1.4. Denselben Bescheid bekämpften die beschwerdeführenden Parteien auch vor dem Verfassungsgerichtshof; die Beschwerde ist dort zu B 1889/93 protokolliert.

1.5. Die belangte Behörde, vertreten durch die Finanzprokuratur, legte dem Verwaltungsgerichtshof Kopien der Verwaltungsakten, die im Original dem Verfassungsgerichtshof vorgelegt worden waren, vor und erstattete eine Gegenschrift.

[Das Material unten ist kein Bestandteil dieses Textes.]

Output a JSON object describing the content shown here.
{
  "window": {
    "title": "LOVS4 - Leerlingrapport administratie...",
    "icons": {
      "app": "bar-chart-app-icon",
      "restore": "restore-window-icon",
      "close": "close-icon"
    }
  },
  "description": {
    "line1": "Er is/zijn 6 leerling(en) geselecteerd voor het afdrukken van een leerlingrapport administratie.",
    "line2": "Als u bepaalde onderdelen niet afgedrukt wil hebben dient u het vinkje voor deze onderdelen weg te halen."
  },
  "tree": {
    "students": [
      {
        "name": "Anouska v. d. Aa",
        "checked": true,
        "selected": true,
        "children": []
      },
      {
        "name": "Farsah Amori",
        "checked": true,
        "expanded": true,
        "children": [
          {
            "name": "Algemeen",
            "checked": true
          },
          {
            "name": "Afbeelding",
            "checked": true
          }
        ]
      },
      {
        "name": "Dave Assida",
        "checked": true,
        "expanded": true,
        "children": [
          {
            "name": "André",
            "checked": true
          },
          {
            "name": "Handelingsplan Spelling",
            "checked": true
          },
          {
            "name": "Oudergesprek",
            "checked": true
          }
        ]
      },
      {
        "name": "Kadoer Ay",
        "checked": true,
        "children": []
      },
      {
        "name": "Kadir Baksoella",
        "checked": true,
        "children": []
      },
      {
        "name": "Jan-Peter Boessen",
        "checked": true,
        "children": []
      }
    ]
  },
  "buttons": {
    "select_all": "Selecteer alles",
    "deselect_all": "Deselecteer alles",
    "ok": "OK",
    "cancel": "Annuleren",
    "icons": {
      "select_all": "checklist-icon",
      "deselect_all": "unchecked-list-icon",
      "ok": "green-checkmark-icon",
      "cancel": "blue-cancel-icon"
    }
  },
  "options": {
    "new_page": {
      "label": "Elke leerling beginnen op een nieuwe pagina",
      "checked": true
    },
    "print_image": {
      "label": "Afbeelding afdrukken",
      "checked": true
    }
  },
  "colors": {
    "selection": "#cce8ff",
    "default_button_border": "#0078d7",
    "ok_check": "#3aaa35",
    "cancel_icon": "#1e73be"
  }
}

2.0. Der Verwaltungsgerichtshof hat im zuständigen Fünfersenat, dessen Bildung sich hinsichtlich des zurückweisenden Teiles des Spruches auf § 12 Abs. 3 VwGG stützt, erwogen:

2.1. Gemäß § 3 Abs. 1 Konkursordnung sind nach der Konkurseröffnung Rechtshandlungen des Gemeinschuldners, welche die Konkursmasse betreffen, den Konkursgläubigern gegenüber unwirksam und der Konkursverwalter übt - angesichts der Tatsache, daß gemäß § 1 Abs. 1 leg. cit. durch die Eröffnung des Konkurses das gesamte, der Exekution unterworfene Vermögen, das dem Gemeinschuldner zu dieser Zeit gehört oder das er während des Konkurses erlangt, dessen freier Verfügung entzogen ist - insgesamt in bezug auf die Führung des Betriebes die gesetzlich auf ihn übergegangenen Rechte und Pflichten des Gemeinschuldners aus (vgl. die hg. Erkenntnisse vom 15. Mai 1987, Zlen. 85/17/0104, 0152, und vom 18. Dezember 1992, Zlen. 89/17/0037, 0038). Als Partei des Verwaltungsverfahrens und des verwaltungsgerichtlichen Verfahrens kommt nach Konkurseröffnung und Bestellung eines Masseverwalters nur dieser, und zwar als gesetzlicher Vertreter jenes Gemeinschuldners, auf dessen der Exekution unterworfenes Vermögen sich das jeweilige Verwaltungsrechtsverhältnis bezieht, in Betracht. Dies trifft jedenfalls auf die Anordnung der Zerschlagung von Edelmetallgegenständen nach dem PunzierungsG zu. Der einschreitende Rechtsanwalt als Masseverwalter im Konkurs über das Vermögen der SDBV-GmbH wird daher im folgenden als erstbeschwerdeführende Partei und als Masseverwalter im Konkurs über das Vermögen der PTB-GmbH als zweitbeschwerdeführende Partei bezeichnet.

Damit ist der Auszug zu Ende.